From a clinical standpoint, a formal assessment of malingering shouldn’t be made without an explicit confession of the patient — and even then psychologists are cautioned that doctors can elicit false confessions. (See this paper on the difficulty of malingering diagnoses, and this researchshowing that psychologists are unskilled at picking out ‘fakers.’)
A strong argument can be made that any test for malingering hasn’t gained widespread acceptance, and doesn’t have known success and error rates. Often they have not be subject to peer review. These factors can make Daubert an important tool in motions attempting to exclude parts of the defense expert witness testimony related to malingering.
And there’s also the issue of unfair prejudice outweighing probative value: criminal psychologists Mary Alice Conroy and Phylissa P. Kwartner note that since use of the term ‘malingering’ can be highly prejudicial, courts may determine that the stigma the word carries could outweigh its probative value.
Finally, even if some strong evidence of malingering is brought against a client, it’s important to remember that it’s a relative term. ‘Malingering’ also applies to exaggerations, meaning the defense witness may concede that the client likely has some legitimate injury.

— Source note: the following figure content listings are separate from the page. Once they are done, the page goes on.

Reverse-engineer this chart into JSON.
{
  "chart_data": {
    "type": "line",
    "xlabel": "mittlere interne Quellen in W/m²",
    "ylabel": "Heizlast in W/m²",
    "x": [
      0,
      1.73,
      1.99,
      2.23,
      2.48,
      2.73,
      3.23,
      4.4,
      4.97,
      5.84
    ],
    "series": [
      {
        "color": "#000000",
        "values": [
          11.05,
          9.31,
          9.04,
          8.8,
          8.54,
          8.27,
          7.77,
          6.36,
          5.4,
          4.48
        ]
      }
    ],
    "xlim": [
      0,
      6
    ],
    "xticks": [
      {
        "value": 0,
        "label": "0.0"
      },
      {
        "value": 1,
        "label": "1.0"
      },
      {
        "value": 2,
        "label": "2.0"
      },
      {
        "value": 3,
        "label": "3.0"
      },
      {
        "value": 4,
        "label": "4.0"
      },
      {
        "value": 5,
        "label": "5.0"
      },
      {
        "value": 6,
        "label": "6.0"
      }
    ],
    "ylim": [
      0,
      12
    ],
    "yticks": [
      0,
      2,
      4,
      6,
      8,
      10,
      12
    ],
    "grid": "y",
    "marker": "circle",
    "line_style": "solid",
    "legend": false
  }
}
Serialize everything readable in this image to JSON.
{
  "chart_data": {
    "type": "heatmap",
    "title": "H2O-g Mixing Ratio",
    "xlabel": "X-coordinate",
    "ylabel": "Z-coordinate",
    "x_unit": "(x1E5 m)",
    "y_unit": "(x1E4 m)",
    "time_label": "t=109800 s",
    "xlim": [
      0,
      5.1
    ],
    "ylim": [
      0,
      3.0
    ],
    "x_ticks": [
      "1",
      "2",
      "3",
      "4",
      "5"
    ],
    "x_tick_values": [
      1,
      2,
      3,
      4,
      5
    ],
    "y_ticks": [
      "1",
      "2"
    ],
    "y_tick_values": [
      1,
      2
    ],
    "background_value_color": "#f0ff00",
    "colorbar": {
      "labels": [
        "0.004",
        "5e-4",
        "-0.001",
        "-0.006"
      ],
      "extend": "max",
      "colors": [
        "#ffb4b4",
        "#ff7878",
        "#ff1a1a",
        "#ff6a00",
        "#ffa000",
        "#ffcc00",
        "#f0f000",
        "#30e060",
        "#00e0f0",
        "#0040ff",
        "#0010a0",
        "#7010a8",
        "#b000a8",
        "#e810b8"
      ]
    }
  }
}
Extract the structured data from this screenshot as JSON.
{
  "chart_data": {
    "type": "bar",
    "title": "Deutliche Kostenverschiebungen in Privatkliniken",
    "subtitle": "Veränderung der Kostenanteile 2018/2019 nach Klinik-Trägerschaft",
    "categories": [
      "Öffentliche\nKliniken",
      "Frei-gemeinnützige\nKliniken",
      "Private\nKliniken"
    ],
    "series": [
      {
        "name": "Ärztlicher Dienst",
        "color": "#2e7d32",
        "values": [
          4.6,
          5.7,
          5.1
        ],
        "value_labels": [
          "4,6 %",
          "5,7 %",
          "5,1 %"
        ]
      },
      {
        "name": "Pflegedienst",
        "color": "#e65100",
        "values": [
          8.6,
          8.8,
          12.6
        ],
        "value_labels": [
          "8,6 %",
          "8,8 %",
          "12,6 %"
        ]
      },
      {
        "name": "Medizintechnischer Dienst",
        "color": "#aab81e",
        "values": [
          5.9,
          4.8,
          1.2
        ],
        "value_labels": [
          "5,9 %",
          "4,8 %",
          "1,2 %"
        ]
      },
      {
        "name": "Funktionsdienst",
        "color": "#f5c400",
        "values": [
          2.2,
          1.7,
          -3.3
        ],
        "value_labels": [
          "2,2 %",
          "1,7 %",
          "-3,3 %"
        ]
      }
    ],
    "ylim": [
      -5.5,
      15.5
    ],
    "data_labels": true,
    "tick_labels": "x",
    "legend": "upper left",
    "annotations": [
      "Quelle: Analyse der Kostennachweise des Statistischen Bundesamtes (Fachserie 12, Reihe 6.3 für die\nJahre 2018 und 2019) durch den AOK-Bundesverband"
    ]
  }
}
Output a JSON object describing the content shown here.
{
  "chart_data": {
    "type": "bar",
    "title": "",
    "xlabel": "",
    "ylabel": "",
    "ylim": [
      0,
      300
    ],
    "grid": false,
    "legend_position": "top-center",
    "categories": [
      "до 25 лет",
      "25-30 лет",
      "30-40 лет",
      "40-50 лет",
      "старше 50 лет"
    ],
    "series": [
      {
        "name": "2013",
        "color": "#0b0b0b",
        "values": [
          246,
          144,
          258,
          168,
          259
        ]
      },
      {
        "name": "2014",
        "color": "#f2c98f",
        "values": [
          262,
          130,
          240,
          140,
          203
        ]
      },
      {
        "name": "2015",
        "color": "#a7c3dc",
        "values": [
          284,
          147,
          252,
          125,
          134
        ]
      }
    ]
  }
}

Focus on those spaces of agreement with the defense witness.
I remember the story of General Patton, who found one of his soldiers in a field hospital without any visible wounds. Hearing the soldier was ‘shell-shocked’ (what we’d now refer to as suffering from PTSD), Patton lost his temper, shouted that the soldier was a coward and physically attacked him until others restrained him. It was later found the soldier was also suffering from malaria and dysentery, and in desperate need of medical help.
Too often our culture acts with the same haste, quick to dismiss anything but the most visible, gory trauma. Talented ‘neurolawyers’ can help change this tendency, by making the real trauma of TBI visible to judges and juries, and worthy of their consideration and empathy.